Dentro del personaje Jonathan Shields, Kirk Douglas apretó rasgos de productores del viejo Hollywood, pero cuentan que la mayor aportación al personaje proviene de una síntesis de dos eminentes productores de muy diferente carácter, el férreo y apacible Irving Thalberg y el genial aventurero y deleznable patrón David O'Selznick, pues en las películas que ambos crearon hay algo cercano a lo que en Cautivos del mal llaman el sello de Shields, la marca de fábrica elevada a ingrediente medular de la obra de arte fabricada. Los célebres toques que Thalberg y O'Selznick imprimían a sus obras eran más que hierros de su corral, eran carriles de una aventura creadora de lenguaje cinematográfico
Dijo la navaja de afeitar que Billy Wilder tiene en la boca que los productores de ahora, salvo pocos, son un club de intrusos.
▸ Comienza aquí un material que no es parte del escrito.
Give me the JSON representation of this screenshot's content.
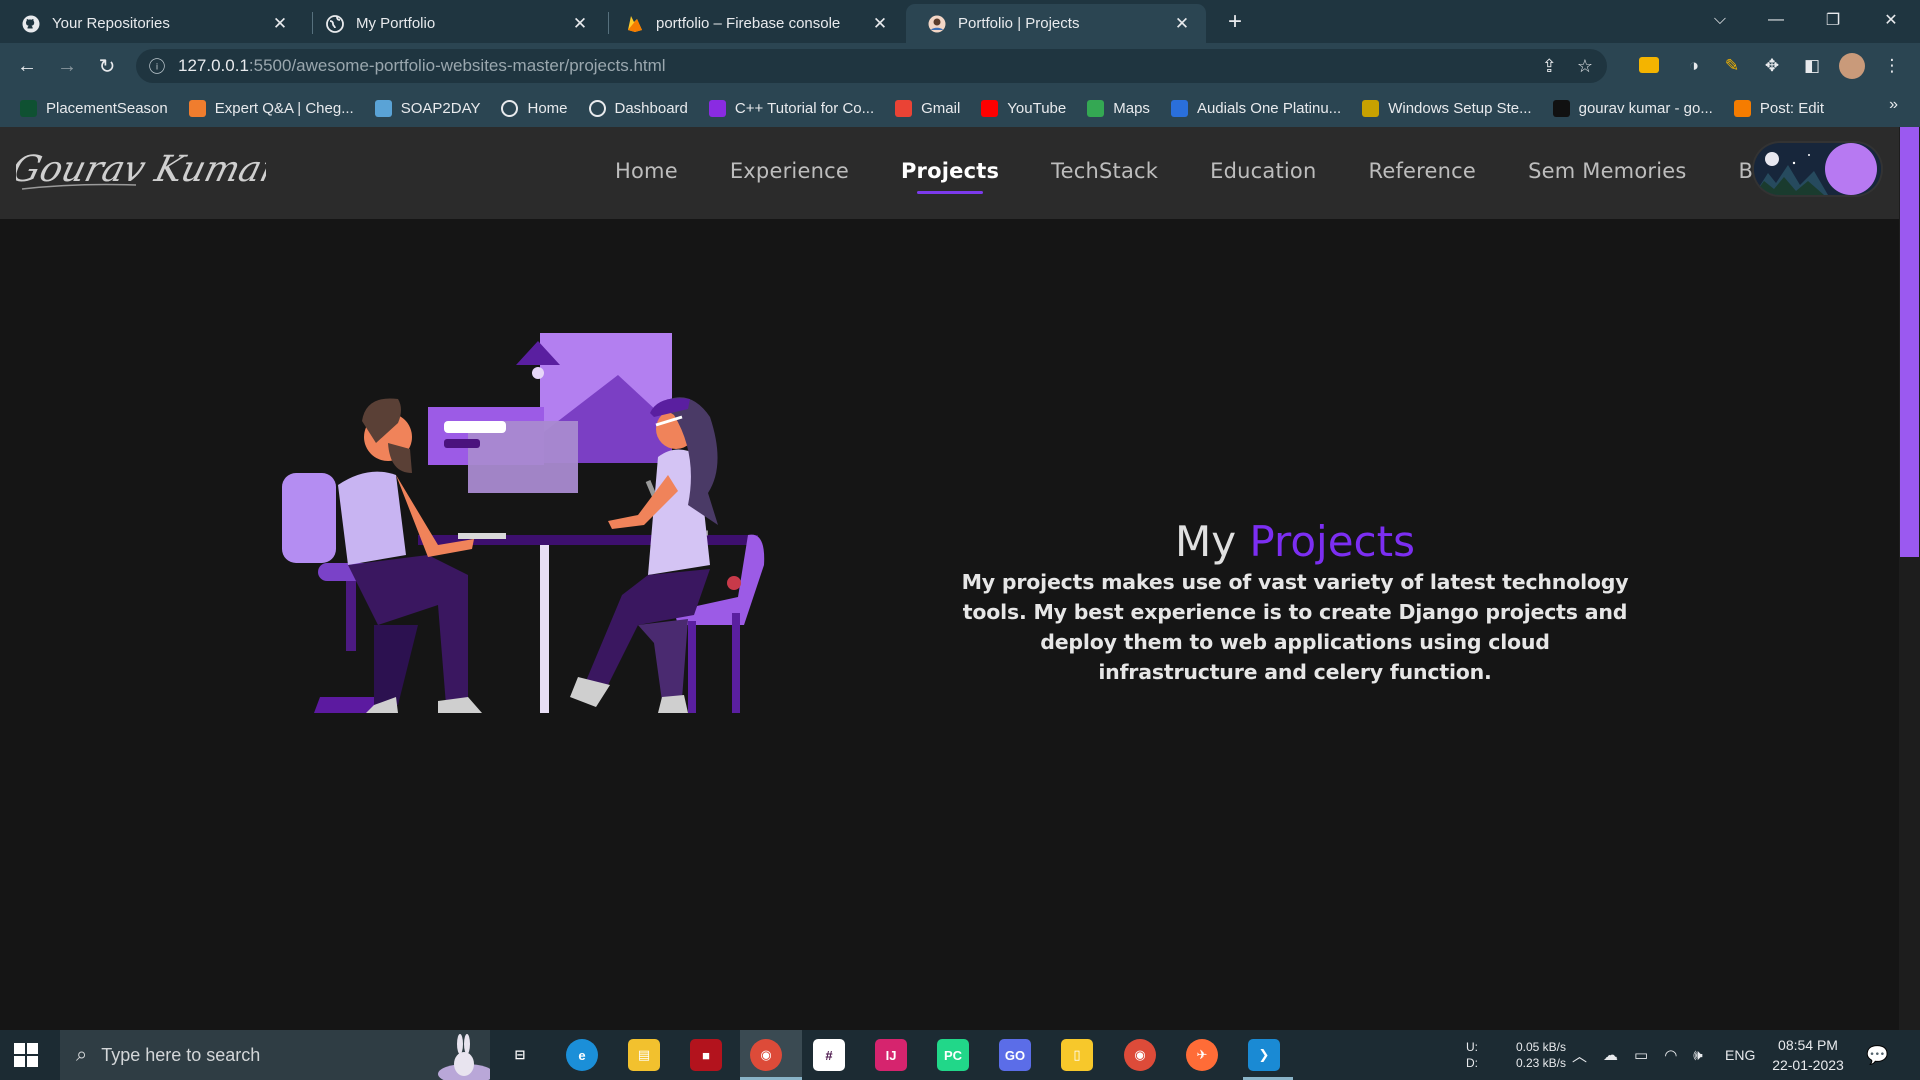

Un tipo entra en una librería, ve colas para comprar una novela nueva, la compra, se la da a leer a su hija más idiota, ésta le dice que es estupenda, telefonea al editor para adquirir una opción de filmación, llama a su primo broker para que le busque un crédito y un manager de televisión en paro, al que entrega el libro con un papelito anotado con la pasta (por supuesto, ajena) que puede gastar, se va a casa, a los seis meses se estrena la película y el sujeto sale de una limusina para leer su nombre en las letras gordas de los créditos. Wilder cree que el 90% de las películas se hacen ahora así, pero es generoso: su porcentaje de intrusos se queda corto.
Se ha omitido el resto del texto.